はじめに
少し前にスライド作成用にMarp CLIを導入した。
その後、何種類かスライドを作って、楽な方法がある程度わかってきた。慣れは必要ではあるが、本当に早くスライドを作ることができる。まだ自分の中では発展途上だが、知ってよかったことを書いておく。
詳細な使い方に関してはGitHub - marp-team/marp-cliを見るのが一番なので本記事では解説しない。また、基本的なマークダウン記法に関しても解説しない。
Marpとは
マークダウンで記載するだけできれいなスライドを作ることができるツールである。VS Codeの拡張機能も存在するが、CLIの方がエディターを選ばない利点がある。私はマークダウンをObsidianで記載するのでMarp CLIを使用することにした。
↑スライド例
必要な環境
- Node.js
- marp-cli
- ブラウザ(Chrome、Edge、Firefoxのいずれか)
- Libre Office(編集可能なパワポ出力が必要なら)
ディレクトリ構成
私はスライド用のフォルダを作って以下の通りに配置している(Obsidian内)。
slides/
├── attachments/ # 画像ファイル等が保存されるフォルダ
├── themes/ # CSSテーマファイルが格納されるフォルダ
│ ├── academic.css
│ └── academic_custom.css
└── *.md # Marpスライド用のマークダウンファイル(ルートに配置)
サーバーコマンドだけ知っていればOK
marp -s "path/to/slide/folder" --allow-local-files --theme "path/to/theme.css"

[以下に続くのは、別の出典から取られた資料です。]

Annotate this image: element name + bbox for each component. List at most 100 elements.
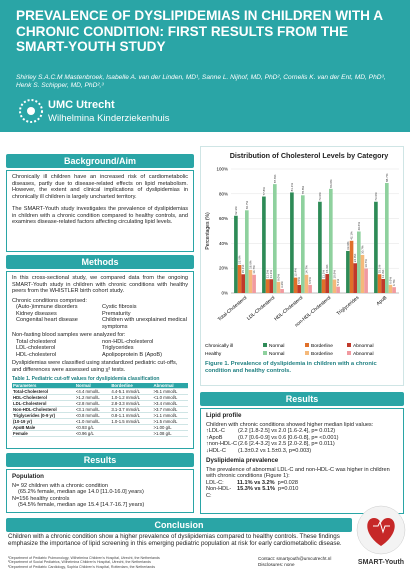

コマンドラインを使うのは若干面倒に思っていたが、実は固定のサーバーコマンドだけで事足りることを知った。サーバーコマンドを実行すると、localhost:8080にサーバーが立ち上がる。--allow-local-files
はローカル保存された画像を使用する場合に必要で、--theme
は任意である。
localhost:8080を開くと上記ページが表示されて、スライドをリアルタイムで編集しながら確認することができるし、pdfやpptxへの変換も可能となっている。
Marp特有の記法
基本的なマークダウンで対応できるが、スライド作成のための特有の記法がある。
academic_custom.css特有の記法
Academicテーマを若干改変してacademic_custom.cssを作成した。
編集可能なパワポ出力
Marpはパワポ出力に対応しているが、出力したスライドは画像として埋め込まれた状態なので、PowerPoint上での微調整はできない。ただし、LibreOfficeをインストールした状態で、変換コマンドに下記のオプションをつけると編集可能なPowerPointファイルに変換できる。
--pptx-editable
しかし、まだEXPERIMENTALな機能と記載があるように、レイアウトが若干崩れる。そもそもMarpのコンセプトからして、微調整が必要なスライドは最初からパワポで作れば良いような気がする。
おわりに
パワポで色やフォントを悩む時間があったら、Marpでコンテンツに集中した方が良い。マークダウンの簡潔さが、思考をクリアにしてくれる。
慣れは必要だが、一度慣れてしまえばスライド作成の概念が変わる。LLMとの相性も抜群で、「この内容を5枚のスライドにまとめて」と言えばほぼそのまま使える。ただし、レイアウトを意識したプロンプトは必須だろう。
Marpは、本当に大切なことに時間を使わせてくれるツールだと思う。